PSI will create a consistent industry standard infrastructure for collection and management of conflict-relevant event data – through work on three scientific goals: common standards for sub-national geo-refenced data; machine-coding tools; and web platform for open dissemination. The result will be radically increased accuracy, speed, and cost-saving in data coding and analysis, enabling more nuanced and politically relevant knowledge production. We guarantee the PSI infrastructure to be open, transparent, and free.
PSI will establish and consolidate a lasting and fruitful relationship between leading social science research environments in Norway at UiO and PRIO. To this end, the Peace Science Infrastructure (PSI) project brings together specialists in peace science, informatics and natural language processing, and machine learning.
This collaboration ensures that the infrastructure developed is useful for applied research in the social sciences and that the tools developed are based on cutting edge research from computer science, machine learning, and data science, which will benefit the natural sciences.
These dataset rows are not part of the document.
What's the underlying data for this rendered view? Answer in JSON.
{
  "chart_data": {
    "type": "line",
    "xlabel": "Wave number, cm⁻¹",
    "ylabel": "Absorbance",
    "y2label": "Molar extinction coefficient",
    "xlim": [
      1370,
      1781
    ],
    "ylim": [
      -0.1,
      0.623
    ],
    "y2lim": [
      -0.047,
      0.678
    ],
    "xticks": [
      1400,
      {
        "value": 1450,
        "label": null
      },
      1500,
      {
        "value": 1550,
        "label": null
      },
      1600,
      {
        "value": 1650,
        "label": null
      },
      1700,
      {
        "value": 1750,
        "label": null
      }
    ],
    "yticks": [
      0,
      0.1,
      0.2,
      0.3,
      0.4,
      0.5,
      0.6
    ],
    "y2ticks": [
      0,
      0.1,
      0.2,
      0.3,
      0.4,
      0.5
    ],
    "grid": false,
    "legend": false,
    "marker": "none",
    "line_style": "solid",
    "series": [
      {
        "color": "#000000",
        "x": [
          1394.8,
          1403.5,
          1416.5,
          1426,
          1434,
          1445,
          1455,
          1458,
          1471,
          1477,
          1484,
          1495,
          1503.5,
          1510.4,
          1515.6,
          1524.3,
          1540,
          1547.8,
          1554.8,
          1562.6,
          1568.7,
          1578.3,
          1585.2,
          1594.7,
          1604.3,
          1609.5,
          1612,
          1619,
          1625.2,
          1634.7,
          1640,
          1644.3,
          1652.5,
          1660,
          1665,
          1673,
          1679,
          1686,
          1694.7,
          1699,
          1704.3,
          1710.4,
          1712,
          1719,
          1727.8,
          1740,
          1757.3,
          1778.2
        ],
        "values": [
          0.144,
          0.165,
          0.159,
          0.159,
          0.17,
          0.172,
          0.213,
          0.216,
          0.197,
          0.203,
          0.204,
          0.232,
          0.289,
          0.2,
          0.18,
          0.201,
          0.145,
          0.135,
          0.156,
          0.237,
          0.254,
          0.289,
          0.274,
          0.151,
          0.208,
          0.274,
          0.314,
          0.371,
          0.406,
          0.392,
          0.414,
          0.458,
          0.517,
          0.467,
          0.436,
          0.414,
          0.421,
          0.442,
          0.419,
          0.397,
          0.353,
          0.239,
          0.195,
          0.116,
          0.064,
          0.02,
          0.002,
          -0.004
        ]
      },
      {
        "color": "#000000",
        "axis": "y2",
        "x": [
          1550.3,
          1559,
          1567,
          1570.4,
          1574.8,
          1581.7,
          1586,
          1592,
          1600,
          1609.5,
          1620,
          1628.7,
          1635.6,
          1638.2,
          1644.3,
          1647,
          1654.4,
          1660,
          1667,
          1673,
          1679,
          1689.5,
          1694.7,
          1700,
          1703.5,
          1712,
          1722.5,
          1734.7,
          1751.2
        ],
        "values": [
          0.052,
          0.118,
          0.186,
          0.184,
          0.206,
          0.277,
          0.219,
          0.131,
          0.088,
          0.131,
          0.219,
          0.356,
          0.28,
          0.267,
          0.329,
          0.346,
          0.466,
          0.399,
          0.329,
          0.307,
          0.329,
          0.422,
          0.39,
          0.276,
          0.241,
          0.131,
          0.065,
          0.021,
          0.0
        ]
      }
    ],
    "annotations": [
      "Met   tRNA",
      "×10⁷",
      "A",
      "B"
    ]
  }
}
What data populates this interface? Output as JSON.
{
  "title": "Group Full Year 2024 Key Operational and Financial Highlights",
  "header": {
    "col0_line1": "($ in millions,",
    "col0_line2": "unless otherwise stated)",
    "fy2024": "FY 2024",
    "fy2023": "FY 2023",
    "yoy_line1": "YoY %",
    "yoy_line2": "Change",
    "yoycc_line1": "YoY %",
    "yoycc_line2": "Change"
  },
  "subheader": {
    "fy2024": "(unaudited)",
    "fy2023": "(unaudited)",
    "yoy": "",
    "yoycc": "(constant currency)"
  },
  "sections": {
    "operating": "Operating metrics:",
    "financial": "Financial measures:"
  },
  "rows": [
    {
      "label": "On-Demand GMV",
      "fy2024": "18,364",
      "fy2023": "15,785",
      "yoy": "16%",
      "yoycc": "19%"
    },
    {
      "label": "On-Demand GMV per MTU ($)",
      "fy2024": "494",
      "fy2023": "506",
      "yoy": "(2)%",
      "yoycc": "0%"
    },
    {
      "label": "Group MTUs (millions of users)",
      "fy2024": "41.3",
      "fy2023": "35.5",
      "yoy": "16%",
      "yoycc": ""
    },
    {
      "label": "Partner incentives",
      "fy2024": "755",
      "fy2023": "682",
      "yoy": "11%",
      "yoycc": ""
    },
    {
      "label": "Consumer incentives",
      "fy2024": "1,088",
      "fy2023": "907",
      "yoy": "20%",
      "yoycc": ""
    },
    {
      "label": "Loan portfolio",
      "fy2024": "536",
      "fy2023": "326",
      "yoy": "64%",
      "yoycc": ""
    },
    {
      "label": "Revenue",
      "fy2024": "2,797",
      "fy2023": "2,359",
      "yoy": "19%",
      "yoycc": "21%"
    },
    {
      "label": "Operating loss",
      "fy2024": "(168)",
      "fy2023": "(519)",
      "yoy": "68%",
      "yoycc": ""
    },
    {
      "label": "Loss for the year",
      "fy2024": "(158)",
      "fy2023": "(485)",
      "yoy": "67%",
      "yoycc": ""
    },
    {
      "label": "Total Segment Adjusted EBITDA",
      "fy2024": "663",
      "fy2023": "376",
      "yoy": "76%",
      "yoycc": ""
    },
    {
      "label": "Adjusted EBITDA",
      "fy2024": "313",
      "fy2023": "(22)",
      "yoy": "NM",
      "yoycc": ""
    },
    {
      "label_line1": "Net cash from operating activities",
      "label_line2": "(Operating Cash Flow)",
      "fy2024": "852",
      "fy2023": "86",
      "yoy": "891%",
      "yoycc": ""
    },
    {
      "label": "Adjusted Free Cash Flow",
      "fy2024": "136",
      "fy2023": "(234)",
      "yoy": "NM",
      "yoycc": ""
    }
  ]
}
Political scientists, especially peace scientists, will benefit tremendously.
The Peace Science Infrastructure (PSI) project will provide a comprehensive research infrastructure for the next generation of social science using event data, especially peace science. PSI rectifies two barriers to further scientific progress in the field. First, emerging disaggregated data projects lack a common system for actor identification and spatiotemporal data structure, resulting in inconsistent and partly incompatible datasets. Second, demands for more detailed and accurate data on a wide range of political events are increasingly incompatible with existing rigid and costly human-based systems of data coding.
PSI has three scientific goals:
(1) Develop common industry standards for structuring event data in space and time. A crucial component of this work is establishing a common ID framework for non-state actors and entities at various scales, including sub-national.
(2) Develop adaptable machine-coding tools to accurately record social and political events compatible with these entities and actors. This will serve as a critical quality-control mechanism for existing data projects; in the longer run this technology will replace costly and time-consuming human coding.
(3) Develop a web-based platform for open dissemination of codes, routines, and data, as well as research results.
Through the accomplishment of these three goals, PSI will remedy inconsistencies in extant data collection, dramatically reduce costs and increase quality in future data collection, and close the analytical gap between knowledge needs and knowledge production.
PSI will solidify PRIO's leading role in international peace and conflict research. Nationally, PSI will deepen existing ties with the University of Oslo - Political Science and Informatics. Internationally, PSI will strengthen existing ties to the to Uppsala University and SIPRI.